An Egyptian-proposed plan for an international conference to lay the groundwork for a Middle East free of weapons of mass destruction was agreed in 2010, co-sponsored by Russia, the United States, and Britain.
But Washington said it would be delayed just before it was due to be held late last year, and no new date has been announced.
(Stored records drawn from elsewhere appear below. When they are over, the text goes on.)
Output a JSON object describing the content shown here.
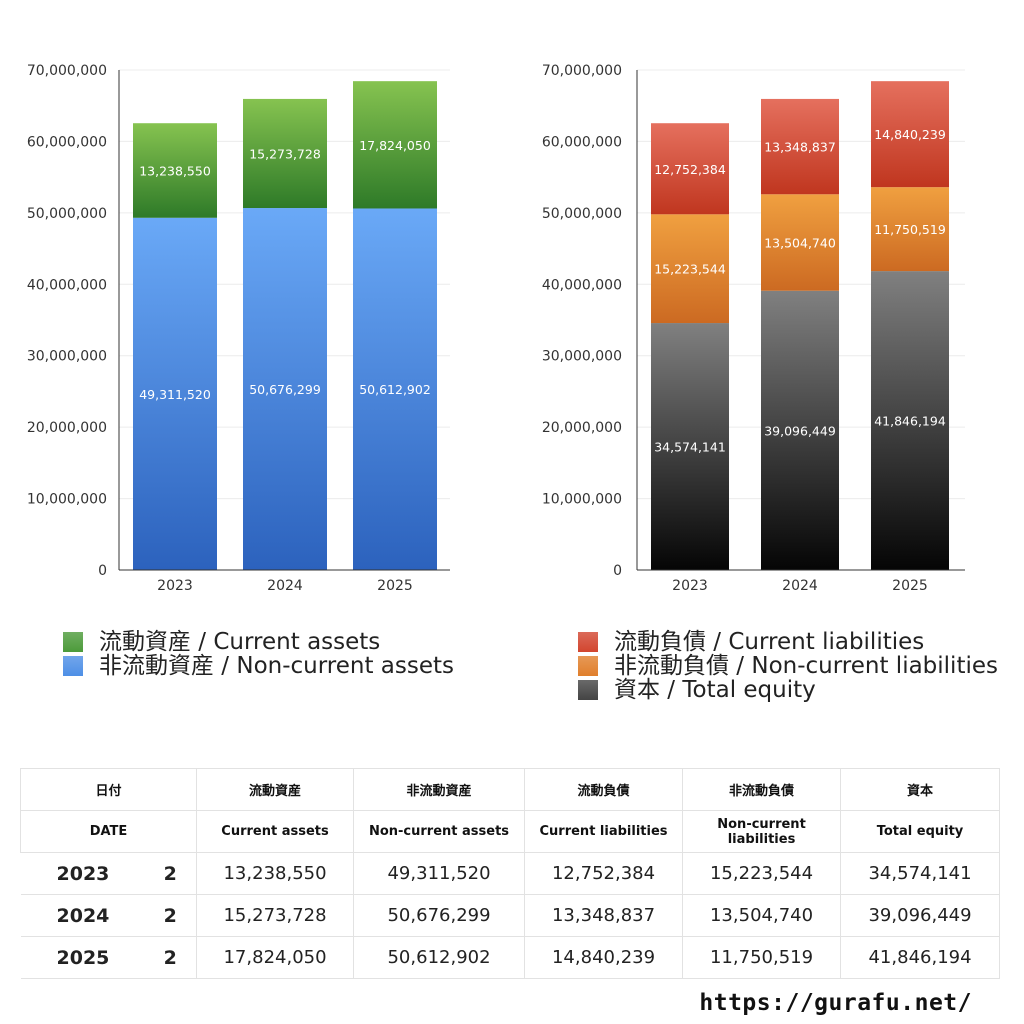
{
  "chart_data": [
    {
      "type": "bar",
      "stacked": true,
      "categories": [
        "2023",
        "2024",
        "2025"
      ],
      "ylim": [
        0,
        70000000
      ],
      "yticks": [
        "0",
        "10,000,000",
        "20,000,000",
        "30,000,000",
        "40,000,000",
        "50,000,000",
        "60,000,000",
        "70,000,000"
      ],
      "grid": true,
      "series": [
        {
          "name": "非流動資産 / Non-current assets",
          "values": [
            49311520,
            50676299,
            50612902
          ],
          "labels": [
            "49,311,520",
            "50,676,299",
            "50,612,902"
          ],
          "color": "#4e8fe6",
          "color_top": "#6aa9f7",
          "color_bottom": "#2c62bd"
        },
        {
          "name": "流動資産 / Current assets",
          "values": [
            13238550,
            15273728,
            17824050
          ],
          "labels": [
            "13,238,550",
            "15,273,728",
            "17,824,050"
          ],
          "color": "#4c9b3a",
          "color_top": "#86c350",
          "color_bottom": "#2e7a28"
        }
      ],
      "legend": "bottom"
    },
    {
      "type": "bar",
      "stacked": true,
      "categories": [
        "2023",
        "2024",
        "2025"
      ],
      "ylim": [
        0,
        70000000
      ],
      "yticks": [
        "0",
        "10,000,000",
        "20,000,000",
        "30,000,000",
        "40,000,000",
        "50,000,000",
        "60,000,000",
        "70,000,000"
      ],
      "grid": true,
      "series": [
        {
          "name": "資本 / Total equity",
          "values": [
            34574141,
            39096449,
            41846194
          ],
          "labels": [
            "34,574,141",
            "39,096,449",
            "41,846,194"
          ],
          "color": "#444444",
          "color_top": "#808080",
          "color_bottom": "#050505"
        },
        {
          "name": "非流動負債 / Non-current liabilities",
          "values": [
            15223544,
            13504740,
            11750519
          ],
          "labels": [
            "15,223,544",
            "13,504,740",
            "11,750,519"
          ],
          "color": "#e07f2c",
          "color_top": "#f0a040",
          "color_bottom": "#cc6a22"
        },
        {
          "name": "流動負債 / Current liabilities",
          "values": [
            12752384,
            13348837,
            14840239
          ],
          "labels": [
            "12,752,384",
            "13,348,837",
            "14,840,239"
          ],
          "color": "#d2452f",
          "color_top": "#e5705e",
          "color_bottom": "#c0361f"
        }
      ],
      "legend": "bottom"
    }
  ],
  "legends": {
    "left": [
      {
        "label": "流動資産 / Current assets",
        "color": "#4c9b3a"
      },
      {
        "label": "非流動資産 / Non-current assets",
        "color": "#4e8fe6"
      }
    ],
    "right": [
      {
        "label": "流動負債 / Current liabilities",
        "color": "#d2452f"
      },
      {
        "label": "非流動負債 / Non-current liabilities",
        "color": "#e07f2c"
      },
      {
        "label": "資本 / Total equity",
        "color": "#444444"
      }
    ]
  },
  "table": {
    "header_jp": [
      "日付",
      "流動資産",
      "非流動資産",
      "流動負債",
      "非流動負債",
      "資本"
    ],
    "header_en": [
      "DATE",
      "Current assets",
      "Non-current assets",
      "Current liabilities",
      "Non-current liabilities",
      "Total equity"
    ],
    "rows": [
      {
        "year": "2023",
        "count": "2",
        "values": [
          "13,238,550",
          "49,311,520",
          "12,752,384",
          "15,223,544",
          "34,574,141"
        ]
      },
      {
        "year": "2024",
        "count": "2",
        "values": [
          "15,273,728",
          "50,676,299",
          "13,348,837",
          "13,504,740",
          "39,096,449"
        ]
      },
      {
        "year": "2025",
        "count": "2",
        "values": [
          "17,824,050",
          "50,612,902",
          "14,840,239",
          "11,750,519",
          "41,846,194"
        ]
      }
    ]
  },
  "source": "https://gurafu.net/"
}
Britain, another sponsor, has said it hopes it can still take place in 2013.
The June election of Hassan Rouhani, a pragmatist who has pledged to try to resolve the decade-old dispute over Tehran's atomic activities, as new Iranian president has raised hopes of a peaceful settlement with world powers.
Iran and the United States, France, Britain, Germany, China, and Russia are to hold a new round of negotiations in Geneva on Thursday and Friday.
Israel has warned against what it calls an Iranian "charm offensive" and accuses Tehran of diplomatic stalling while it builds up the capability to produce nuclear weaponry.
The Israeli official, speaking in Jerusalem on Monday, described the Nov. 2 meeting as a "preparatory session, of sorts," ahead of the planned Middle East conference.
"There were no contacts between our representative and Arab or Iranian representatives, not direct nor indirect. The meeting was mainly technical," the Israeli official said. "The conference itself has not yet been scheduled. As far as we are concerned, it is important to uphold the principle that any resolution be accepted with full consensus."